5. How does the child’s speech and language development compare to his/her siblings at the same age or to peers in the child’s speech community?
- This is one of the most important questions to ask. In order to determine a disability, we must be comparing the child to his or her peers. We would not expect a child growing up in Japan to speak Standard American English. We would expect him or her to speak Japanese, the language of his community. So why would we expect a child growing up in New York City, within a diverse cultural and linguistic community to have the same language skills as a Standard American English speaking, middle class child from Illinois?
- EXAMPLE: Henry’s foster father agreed that Henry’s language is not age-appropriate compared to other 3;5 year olds and to his own eight year old son when he was Henry’s age. The father also noted that when Henry came to their home, he spoke less than he does now. In the 6 weeks that he has been with this family, Henry has begun talking a great deal.
- EXAMPLE: The mother reported that J plays with other Spanish-speaking children his age and appears to understand what they are saying without difficulties.
6. Was the child’s performance during the evaluation representative of how he usually acts?
- A child may not want to “perform” for a stranger, seated at a tiny table in a small room with boring spiral-bound manuals full of pictures of watches and rubber ducks. In mainstream American culture, children are expected to interact and converse with known adults and even unknown adults (e.g., doctors, parent’s friends, neighbors). However, other cultures expect other behaviors from their children. Some cultures expect children to be quiet and obedient. A quiet child that doesn’t engage adults around him may not be an example of a child with a possible speech and language disability, but a well behaved and well raised child.
7. What does your child do that makes you know (s)he is smart? Describe your child’s strengths and weaknesses.
- This question provides insight into the child’s abilities. It also provides insight into the parent’s reliability as a reporter. This information can be especially useful when the child is a multiply disabled child or an adolescent.
8. What progress or regression has happened over the past 6 months?
- Often children make significant progress between the time they are referred for the evaluation and the time evaluation actually happens.
9. Ask caregiver to bring in 10 examples of student’s best communications and where it breaks down between the time you schedule the evaluation and you see the student.

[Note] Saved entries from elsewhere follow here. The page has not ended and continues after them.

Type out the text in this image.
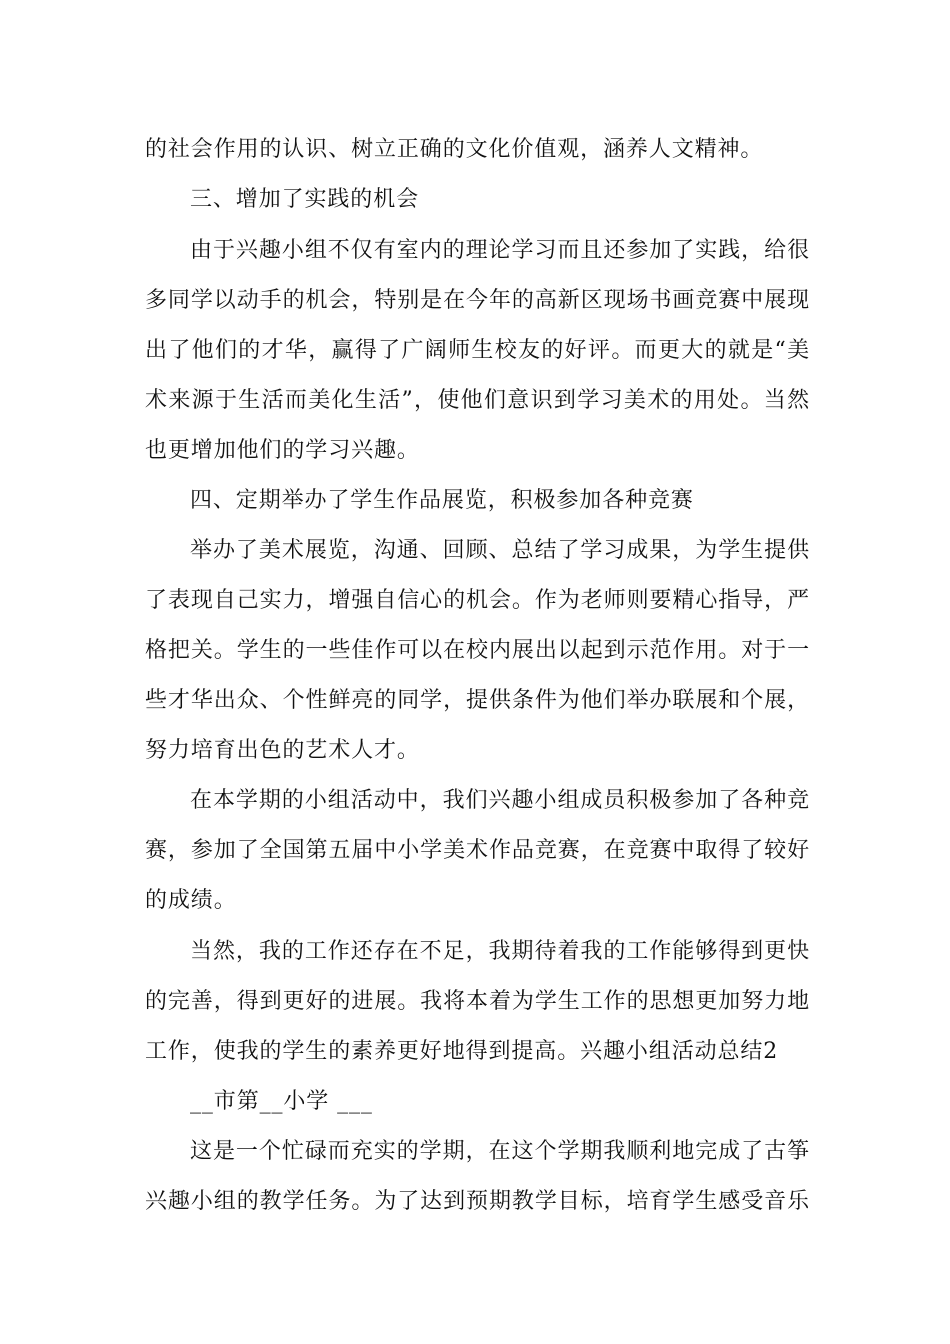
的社会作用的认识、树立正确的文化价值观，涵养人文精神。
三、增加了实践的机会
由于兴趣小组不仅有室内的理论学习而且还参加了实践，给很
多同学以动手的机会，特别是在今年的高新区现场书画竞赛中展现
出了他们的才华，赢得了广阔师生校友的好评。而更大的就是“美
术来源于生活而美化生活”，使他们意识到学习美术的用处。当然
也更增加他们的学习兴趣。
四、定期举办了学生作品展览，积极参加各种竞赛
举办了美术展览，沟通、回顾、总结了学习成果，为学生提供
了表现自己实力，增强自信心的机会。作为老师则要精心指导，严
格把关。学生的一些佳作可以在校内展出以起到示范作用。对于一
些才华出众、个性鲜亮的同学，提供条件为他们举办联展和个展，
努力培育出色的艺术人才。
在本学期的小组活动中，我们兴趣小组成员积极参加了各种竞
赛，参加了全国第五届中小学美术作品竞赛，在竞赛中取得了较好
的成绩。
当然，我的工作还存在不足，我期待着我的工作能够得到更快
的完善，得到更好的进展。我将本着为学生工作的思想更加努力地
工作，使我的学生的素养更好地得到提高。兴趣小组活动总结2
__市第__小学 ___
这是一个忙碌而充实的学期，在这个学期我顺利地完成了古筝
兴趣小组的教学任务。为了达到预期教学目标，培育学生感受音乐
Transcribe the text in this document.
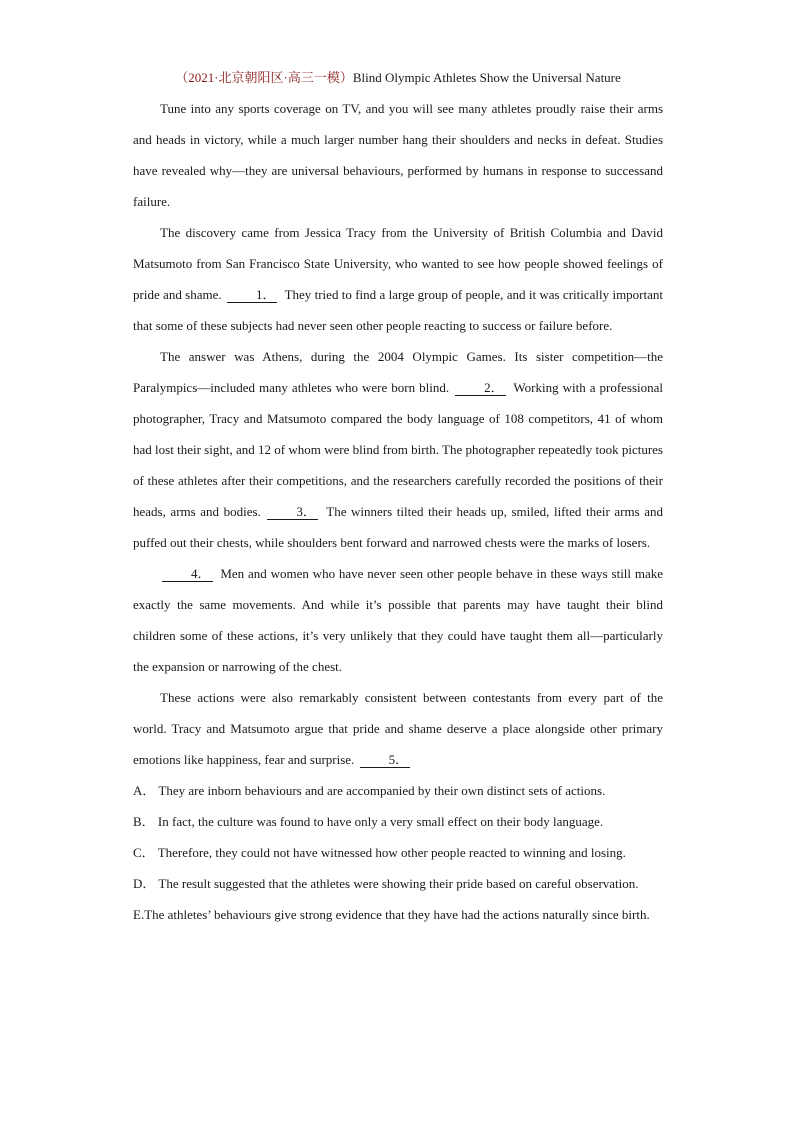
（2021·北京朝阳区·高三一模）Blind Olympic Athletes Show the Universal Nature

Tune into any sports coverage on TV, and you will see many athletes proudly raise their arms and heads in victory, while a much larger number hang their shoulders and necks in defeat. Studies have revealed why—they are universal behaviours, performed by humans in response to successand failure.

The discovery came from Jessica Tracy from the University of British Columbia and David Matsumoto from San Francisco State University, who wanted to see how people showed feelings of pride and shame.	1． They tried to find a large group of people, and it was critically important that some of these subjects had never seen other people reacting to success or failure before.

The answer was Athens, during the 2004 Olympic Games. Its sister competition—the Paralympics—included many athletes who were born blind.	2． Working with a professional photographer, Tracy and Matsumoto compared the body language of 108 competitors, 41 of whom had lost their sight, and 12 of whom were blind from birth. The photographer repeatedly took pictures of these athletes after their competitions, and the researchers carefully recorded the positions of their heads, arms and bodies.	3． The winners tilted their heads up, smiled, lifted their arms and puffed out their chests, while shoulders bent forward and narrowed chests were the marks of losers.

4． Men and women who have never seen other people behave in these ways still make exactly the same movements. And while it’s possible that parents may have taught their blind children some of these actions, it’s very unlikely that they could have taught them all—particularly the expansion or narrowing of the chest.

These actions were also remarkably consistent between contestants from every part of the world. Tracy and Matsumoto argue that pride and shame deserve a place alongside other primary emotions like happiness, fear and surprise.	5．

A． They are inborn behaviours and are accompanied by their own distinct sets of actions.

B． In fact, the culture was found to have only a very small effect on their body language.

C． Therefore, they could not have witnessed how other people reacted to winning and losing.

D． The result suggested that the athletes were showing their pride based on careful observation.

E.The athletes’ behaviours give strong evidence that they have had the actions naturally since birth.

Parents and caregivers don’t usually bring 10 examples, but they do often bring 4 or 5. The evaluator may not, and likely will not, see the child’s strongest communication skills in an unnatural setting (e.g., the SLP’s office) with an unknown adult (e.g., the evaluator). Utterances provided by the parent or primary caregiver can give information about the child’s best communication in a more natural context. Additionally, the utterances can be used to help illustrate holograms within the evaluation.
Pruitt, S., Oetting, J. & Hegarty, M. (2011). Passive Participle Marking by African American English-Speaking children reared in Poverty. Journal of Speech, Language, and Hearing Research, 54, 598-607.
Restrepo, M. A. (1998). Identifiers of predominantly Spanish-speaking children with language impairment. Journal of Speech, Language, and Hearing Research, 41, 1398-1411.